Tolstoyan Fideism?
In his approach to religious belief, Tolstoy would appear to teeter on the edge of fideism. Like Abu Hamid Muhammad al-Ghazali (d. 1111 C.E.), Tolstoy engaged in a systematic and rational critique of religious dogma. Also like al-Ghazali, he continued further, turning the guns of reason upon reason itself.
As a true fideist, al-Ghazali then returned to belief, adopting what was essentially the position of traditional Sunni kalam on the problem of faith versus reason, i.e., he claimed to accept the "consensus of the community" (a fictional construction, of course, but one that provides Sunni Muslims with some degree of "orthodox" opinion) on questions of dogma bi-la kayf--literally, "without asking how."
At this stage in the argument over reason and faith, al-Ghazali and Tolstoy part ways--and Tolstoy's fideism is rendered suspect. For Tolstoy never stops asking questions. At the same time, however, neither does he lack something that might be construed as religious belief, e.g., he is a theist. The content of his theism, however, bears a strong affinity to J. G. Fichte's--where "God" appears to be shorthand for "the moral order of the world"--a position that Fichte's contemporaries equated with atheism (see, e.g., Gunter Zollar's article "Fichte" in the 2nd edition of the Encyclopedia of Philosophy (2005), 613-620).
Jeff Love rightly describes Tolstoy's "solution" to the faith/reason problem as "an intriguing, if intrinsically unstable, synthesis or reconciliation of reason and revelation that owes more to axiomatic thought, thus, to modern mathematics, than it does to Christian dogmatics" (Love, Tolstoy: A Guide for the Perplexed, London: Continuum (2008), 125).
Love then elaborates:
Tolstoy's manner of thinking is something like this: reason has limits, it cannot ground itself. Therefore reason, if it is to retain any legitimacy, must proceed from a given, a ground accepted as such, a pure postulate or axiom. Faith can provide the given, the axiomatic foundation, if purified of absurdities, of contradictions (ibid).

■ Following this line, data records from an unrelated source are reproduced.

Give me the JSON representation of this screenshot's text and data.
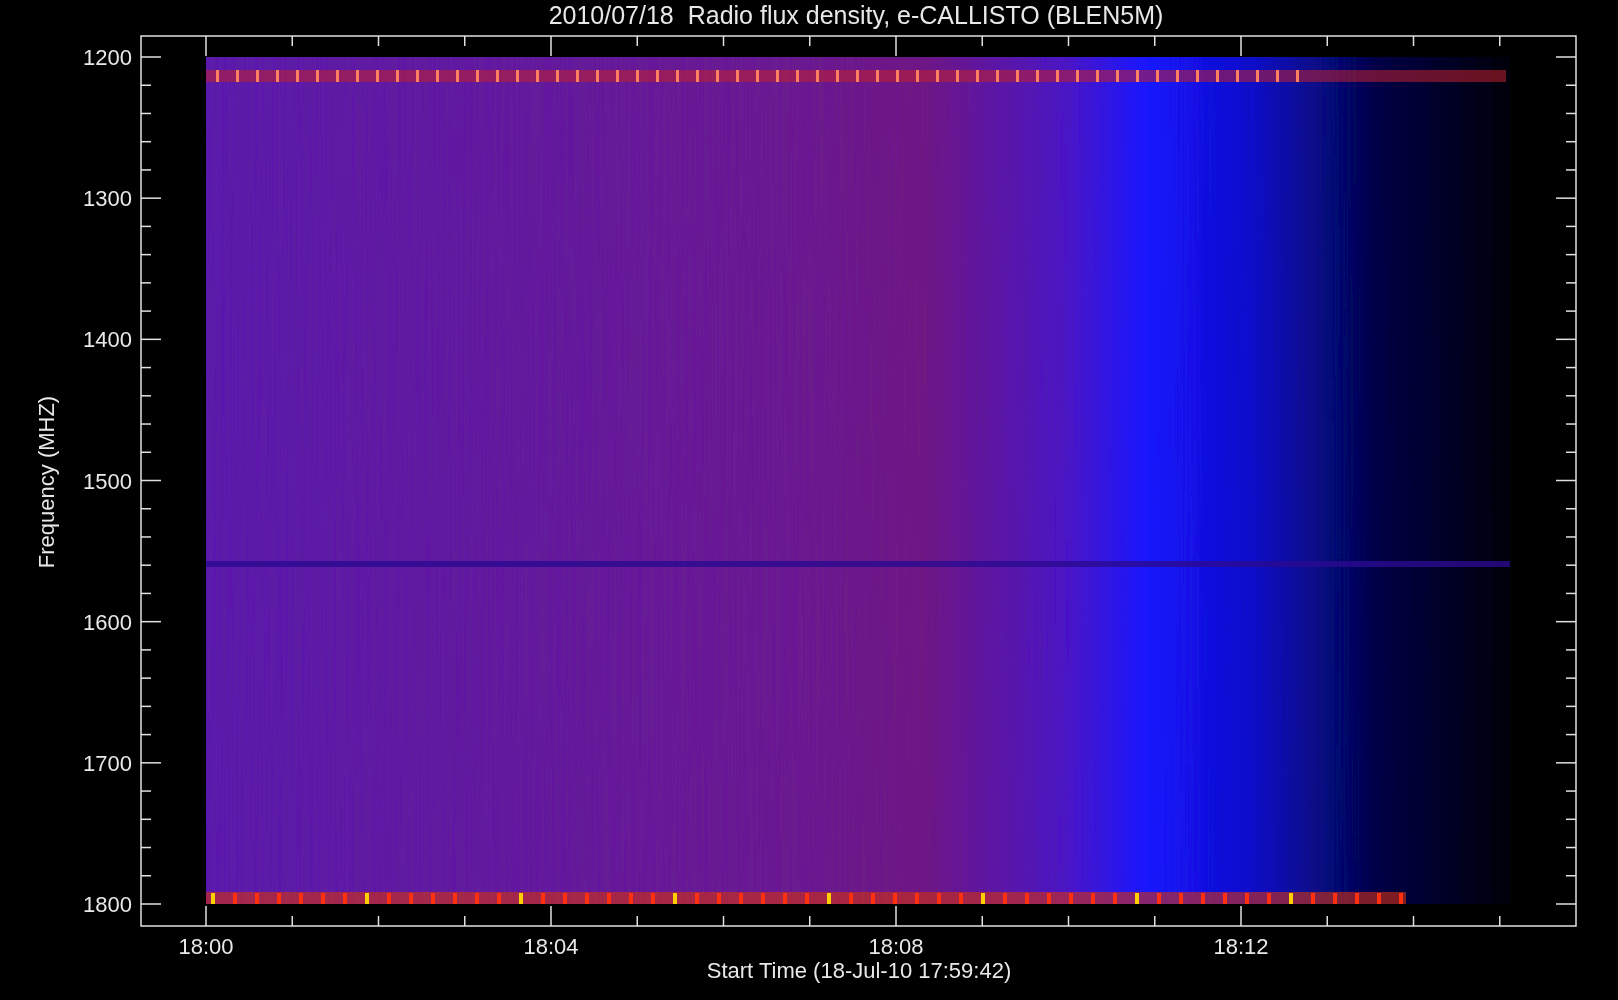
{
  "title": "2010/07/18  Radio flux density, e-CALLISTO (BLEN5M)",
  "ylabel": "Frequency (MHZ)",
  "xlabel": "Start Time (18-Jul-10 17:59:42)",
  "yticks": [
    "1200",
    "1300",
    "1400",
    "1500",
    "1600",
    "1700",
    "1800"
  ],
  "xticks": [
    "18:00",
    "18:04",
    "18:08",
    "18:12"
  ]
}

Love rightly points out that Tolstoy's "solution" is really no solution at all because it is "fraught with difficulties no less severe than those that arise from a faith purged of reason. For the threshold question--which of faith or reason retains the primary authority?--receives no definitive answer" (ibid).

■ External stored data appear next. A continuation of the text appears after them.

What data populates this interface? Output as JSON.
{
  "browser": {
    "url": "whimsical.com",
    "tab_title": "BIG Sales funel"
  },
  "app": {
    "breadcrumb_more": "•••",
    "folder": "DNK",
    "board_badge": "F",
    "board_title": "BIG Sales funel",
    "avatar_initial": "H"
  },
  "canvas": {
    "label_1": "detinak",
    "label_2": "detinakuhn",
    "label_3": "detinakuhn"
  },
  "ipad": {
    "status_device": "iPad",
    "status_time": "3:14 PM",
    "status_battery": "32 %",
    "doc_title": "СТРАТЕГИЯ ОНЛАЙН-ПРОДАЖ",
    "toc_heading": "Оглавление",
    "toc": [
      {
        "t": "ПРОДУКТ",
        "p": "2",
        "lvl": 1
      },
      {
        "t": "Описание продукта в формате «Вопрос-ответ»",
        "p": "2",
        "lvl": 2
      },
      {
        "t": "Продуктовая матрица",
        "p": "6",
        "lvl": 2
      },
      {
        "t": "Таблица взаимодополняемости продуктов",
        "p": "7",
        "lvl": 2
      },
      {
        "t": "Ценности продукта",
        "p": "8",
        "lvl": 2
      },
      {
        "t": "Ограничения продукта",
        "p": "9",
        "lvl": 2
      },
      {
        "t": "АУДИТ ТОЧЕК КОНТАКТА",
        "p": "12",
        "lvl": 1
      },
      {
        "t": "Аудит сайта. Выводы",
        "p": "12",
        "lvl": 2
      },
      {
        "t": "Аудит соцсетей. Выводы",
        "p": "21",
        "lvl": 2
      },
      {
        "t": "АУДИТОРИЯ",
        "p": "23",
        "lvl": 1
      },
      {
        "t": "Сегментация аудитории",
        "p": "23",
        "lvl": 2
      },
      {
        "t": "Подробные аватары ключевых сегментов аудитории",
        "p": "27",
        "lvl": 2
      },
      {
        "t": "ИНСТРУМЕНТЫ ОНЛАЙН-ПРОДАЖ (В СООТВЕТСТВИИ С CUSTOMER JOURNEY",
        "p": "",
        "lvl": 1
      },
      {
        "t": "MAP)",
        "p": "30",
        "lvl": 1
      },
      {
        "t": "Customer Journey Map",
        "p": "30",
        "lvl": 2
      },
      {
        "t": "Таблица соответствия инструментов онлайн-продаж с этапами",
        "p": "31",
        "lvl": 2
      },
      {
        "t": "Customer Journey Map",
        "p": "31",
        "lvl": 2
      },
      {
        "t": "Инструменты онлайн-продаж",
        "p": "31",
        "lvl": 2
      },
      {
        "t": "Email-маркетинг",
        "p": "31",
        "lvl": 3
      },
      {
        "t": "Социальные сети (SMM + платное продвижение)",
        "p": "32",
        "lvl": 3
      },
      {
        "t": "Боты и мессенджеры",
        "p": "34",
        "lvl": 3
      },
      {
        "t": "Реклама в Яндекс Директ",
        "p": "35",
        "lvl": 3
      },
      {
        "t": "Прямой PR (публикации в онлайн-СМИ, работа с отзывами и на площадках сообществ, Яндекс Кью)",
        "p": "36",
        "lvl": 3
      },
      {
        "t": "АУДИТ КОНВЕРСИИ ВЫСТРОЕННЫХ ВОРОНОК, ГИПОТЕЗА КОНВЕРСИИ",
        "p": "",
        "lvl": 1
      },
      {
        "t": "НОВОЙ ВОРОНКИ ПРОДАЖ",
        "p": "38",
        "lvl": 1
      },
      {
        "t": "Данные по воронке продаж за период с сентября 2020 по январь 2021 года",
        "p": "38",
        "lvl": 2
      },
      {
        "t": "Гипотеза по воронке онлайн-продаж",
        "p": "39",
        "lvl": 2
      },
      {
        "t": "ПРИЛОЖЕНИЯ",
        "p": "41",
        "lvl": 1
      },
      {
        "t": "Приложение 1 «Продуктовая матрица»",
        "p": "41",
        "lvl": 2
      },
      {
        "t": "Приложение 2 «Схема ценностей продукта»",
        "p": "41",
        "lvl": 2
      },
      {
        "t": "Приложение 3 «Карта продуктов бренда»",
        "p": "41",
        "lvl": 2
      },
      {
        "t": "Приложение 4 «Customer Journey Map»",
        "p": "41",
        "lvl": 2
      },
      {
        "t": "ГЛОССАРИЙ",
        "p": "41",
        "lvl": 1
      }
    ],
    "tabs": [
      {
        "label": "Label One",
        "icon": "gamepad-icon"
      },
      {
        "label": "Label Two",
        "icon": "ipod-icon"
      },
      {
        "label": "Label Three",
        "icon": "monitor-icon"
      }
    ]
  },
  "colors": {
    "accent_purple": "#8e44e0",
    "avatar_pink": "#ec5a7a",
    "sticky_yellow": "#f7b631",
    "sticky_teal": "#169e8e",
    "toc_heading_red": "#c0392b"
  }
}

While this conclusion may trouble many, it is regarded as quite elegant by genuine Tolstoyans. For example: that most acute reader of Tolstoy, Ludwig Wittgenstein, posited in the Tractatus that "doubt can only exist where there is a question; a question only where there is an answer, and this only where something can be said" [prop. 6.51].
For Wittgenstein, at the limits of reason, i.e., the place where all questions are exhausted or where the chain of justifications slams into bedrock, one's spade is turned. The inclination then is to say, "This is simply what I do" (Wittgenstein, Philosophical Investigations, paragraph 217).
Such a response satisfies no one--nor should it. For both God and the devil can offer this same response when asked to justify their actions.
Tolstoy, Wittgenstein, and all genuine Tolstoyans make no attempt to improve upon this answer, however, because they are all convinced ironists: they recognize that the truth in such matters is inherently unsatisfactory. Consequently, the "intrinsic instability" of Tolstoy's "solution" is viewed as an indication that the great Russian thinker had indeed placed his finger upon something vital: the unmitigated contingency of human being-in-the-world.
Wittgenstein's Tractarian assertion that "We feel that even if all possible scientific questions be answered, the problems of life have still not been touched at all. Of course, there is then no question left, and just this is the answer" [prop.6.52] may be read as an interpretation of the dream that Tolstoy recounted in his 1882 post-script to his Confession.
The "answer" at which Tolstoy had arrived (and of which his dream was emblematic) is that there is no answer; that all of us balance precariously on a single cord over an unfathomable abyss. For the Tolstoyan, this answer raises not frustration or despair but a further question: "What of it?" Tolstoy's conclusion--missed by most who read him but understood by Wittgenstein and all genuine Tolstoyans--is this: if we must balance on a single cord, then balance we must. Let us at least have enough class to balance well. It must be remembered that Tolstoy, for all of his proletarian sympathies, was never anything less than an aristocrat.
His post-Confession writings were dedicated to articulating exactly what "balancing well" over the abyss entails for those who take to heart the Near Eastern "prophetic tradition" as it was revised (re-visioned) in the Sermon on the Mount.
Tolstoy had discovered that the true aristocracy of the world is not obtained by privileged birth, but by action taken in response to the call of conscience: a summons contained in the faith traditions that emerged among humankind during the Axial Age.